Michelle Ascher Dunn finds the child in the CEO.


“What goes into making a business decision should be developmentally informed,” she said yesterday. “If you’re the CEO of a company and have anything to do with its products, you need informed guidance about key employees’ developmental stages – and your own as well.”


Ms. Ascher Dunn – founder of Developmentally Speaking, based in Manhattan – teaches companies and schools about milestones on the way to adulthood. She also reviews children’s and other family-related products, such as books and toys, to assist parents.


“By assessing a product through the lens of ‘developmental usefulness,’ it’s possible to promote child development in a way that’s rational and also takes into account children’s expected behavior as they grow up,” Ms. Ascher Dunn said. “If we can educate decision makers such as CEOs and political leaders to understand that a child is not just a small adult, then they can better fine-tune their products and policies to service people.”


A holder of graduate degrees in special education and social work from New York University, Ms. Ascher Dunn is a trained psychoanalyst. After 25 years of lecturing and writing on infancy, latency, and early childhood, she decided to expand to the business world. She appears on radio and TV shows almost as frequently as in America’s corporate boardrooms.


Why would CEOs want her in their boardrooms?


“As the business world gets more complicated and competitive, CEOs are under greater pressure to prevent or pre-empt demoralization, disorganization, or defection of their valued employees to rivals,” Ms. Ascher Dunn said.

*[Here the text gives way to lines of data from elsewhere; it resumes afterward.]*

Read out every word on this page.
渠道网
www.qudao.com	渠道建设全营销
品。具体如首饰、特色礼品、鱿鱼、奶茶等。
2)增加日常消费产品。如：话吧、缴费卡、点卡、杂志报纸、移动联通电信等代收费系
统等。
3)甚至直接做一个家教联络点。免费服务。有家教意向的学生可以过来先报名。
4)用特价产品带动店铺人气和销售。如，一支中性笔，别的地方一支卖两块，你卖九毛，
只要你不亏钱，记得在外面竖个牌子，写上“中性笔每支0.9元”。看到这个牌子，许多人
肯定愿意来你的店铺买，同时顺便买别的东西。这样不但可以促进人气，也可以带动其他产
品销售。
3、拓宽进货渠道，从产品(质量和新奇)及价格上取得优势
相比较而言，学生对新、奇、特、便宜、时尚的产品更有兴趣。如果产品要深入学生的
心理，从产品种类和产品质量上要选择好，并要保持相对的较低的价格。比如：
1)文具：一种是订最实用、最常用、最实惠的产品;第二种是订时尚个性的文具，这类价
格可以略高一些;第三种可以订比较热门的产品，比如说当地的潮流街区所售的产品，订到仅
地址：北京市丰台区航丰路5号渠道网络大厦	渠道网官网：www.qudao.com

“Developmental analysis is essentially about discovering at what emotional stage an employee is at,” she added. “It helps to establish a hierarchy of command. Most people like to be treated as ‘alpha’ – especially if that’s their self-perception. But what if you’re a junior employee who thinks he’s an alpha male and gets a salary commensurate with your low organizational position? What does that do to your self-esteem? Or to your productivity? Or to your career ambition? And does your boss recognize all this?


“Just as a mother has to identify with what her child needs, a CEO needs to identify the specific emotional needs of the worker,” Ms. Ascher Dunn said.


Applying developmental analysis to the consumer market also enables companies to turn out more appropriate, and therefore better-selling, products, she said.


“How can products be packaged better to appeal more to a specific age group?” she said. “What about advertising?”


Her research suggests that adolescence doesn’t end until a person is 25 years old.


“Adulthood truly begins in the mid-20s,” Ms. Ascher Dunn said. “Many clothing manufacturers, for example, don’t understand this. Adulthood begins when you get your first full-time, paying job. So would you dress differently the day after you start your new job? How do you change your sensibility overnight?”